La pilule est elle encore une bonne option ?

Avec le rejet global des hormones et des perturbateurs endocriniens, la pilule a perdu des adeptes. Et celles de 3e génération, moins dosées en hormones, sont accusées d’augmenter le risque vasculaire.

Pilules associant un oestrogène et un progestatif pendant trois semaines ou microprogestatives à prendre tous les jours sans interruption : deux formules sont disponibles. Avec un même principe : bloquer l’ovulation en dispensant une faible dose d’hormones. La pilule est bien un perturbateur endocrinien, puisque c’est un « leurre hormonal » qui influe sur le fonctionnement de l’organisme.

Elle ne rend pas stérile!

Si les règles sont irrégulières après l’arrêt, c’est que la pilule masquait le problème. Si un bébé tarde à venir, on l’aurait attendu aussi… De nombreuses études ont évalué le risque de cancers lié aux pilules oestro-progestatives, un peu moins à la pilule microprogestative. La majorité ne trouve pas d’augmentation significative du risque de cancer du sein. Elles montrent en revanche qu’une contraception hormonale réduit de 30 à 50 % le risque de cancer du corps de l’utérus et de l’ovaire.

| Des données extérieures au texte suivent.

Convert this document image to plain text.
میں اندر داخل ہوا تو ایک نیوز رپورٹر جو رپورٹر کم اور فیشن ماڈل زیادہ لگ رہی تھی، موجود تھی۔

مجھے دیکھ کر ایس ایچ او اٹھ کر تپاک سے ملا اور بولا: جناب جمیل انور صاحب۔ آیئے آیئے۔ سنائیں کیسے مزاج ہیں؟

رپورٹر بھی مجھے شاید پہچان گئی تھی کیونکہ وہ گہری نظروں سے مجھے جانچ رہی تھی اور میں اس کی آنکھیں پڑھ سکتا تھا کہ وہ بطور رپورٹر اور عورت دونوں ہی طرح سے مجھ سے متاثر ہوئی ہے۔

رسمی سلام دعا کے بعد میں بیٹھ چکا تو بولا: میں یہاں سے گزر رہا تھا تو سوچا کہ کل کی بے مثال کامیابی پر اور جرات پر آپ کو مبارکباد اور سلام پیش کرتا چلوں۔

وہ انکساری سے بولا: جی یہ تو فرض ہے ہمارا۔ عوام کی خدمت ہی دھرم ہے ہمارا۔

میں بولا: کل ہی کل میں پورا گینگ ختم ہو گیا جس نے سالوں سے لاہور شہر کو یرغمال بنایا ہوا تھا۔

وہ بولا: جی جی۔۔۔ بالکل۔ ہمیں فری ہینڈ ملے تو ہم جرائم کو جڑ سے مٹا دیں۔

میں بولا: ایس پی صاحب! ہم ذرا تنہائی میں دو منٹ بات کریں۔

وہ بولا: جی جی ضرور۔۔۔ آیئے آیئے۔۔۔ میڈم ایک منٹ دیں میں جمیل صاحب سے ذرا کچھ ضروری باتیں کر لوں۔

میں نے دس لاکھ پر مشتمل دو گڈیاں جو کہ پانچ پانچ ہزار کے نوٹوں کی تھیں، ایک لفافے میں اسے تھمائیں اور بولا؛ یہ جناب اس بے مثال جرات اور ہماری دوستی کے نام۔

Une baisse du risque de cancer du côlon de 20 % est aussi évoquée. Mais le risque vasculaire est réel, avec une légère différence en faveur des pilules de 1er et 2e générations. Il est toute-fois faible : 20 cas de phlébites, très rarement graves, pour 100000 patientes sous pilule et un accident artériel sévère pour 100000 utilisatrices. « Ce risque concerne davantage certaines femmes. C’est pour cela que la pilule oestro-progestative est contre-indiquée chez celles qui souffrent d’insuffisance veineuse, qui fument ou qui ont dépassé 35 ans », précise le Dr Jovanovic Stevan, gynécologue obstétricien à Genève

 

Ce que pensent les experts

« Le choix d’une contraception est primordial cela ne se décide pas au détour d’un forum internet, insiste le Dr Jovanovic. Elle doit être adaptée à chacune, choisie en fonction de sa vie, des avantages et des inconvénients. » Si on opte pour la pilule, il ne faut pas oublier que c’est un médicament, donc que c’est à surveiller. Prescrite après un bilan médical, la « meilleure » contraception est celle avec laquelle on se sent bien, dans sa tête comme dans son corps, sans nausées ou prise de poids. « Quitte à en essayer plusieurs », ajoute le médecin. Prise régulièrement, la pilule reste la méthode la plus sûre. D’ailleurs, le principal risque d’un contraceptif qu’on arrête parce qu’on ne le supporte pas, c’est une grossesse non désirée!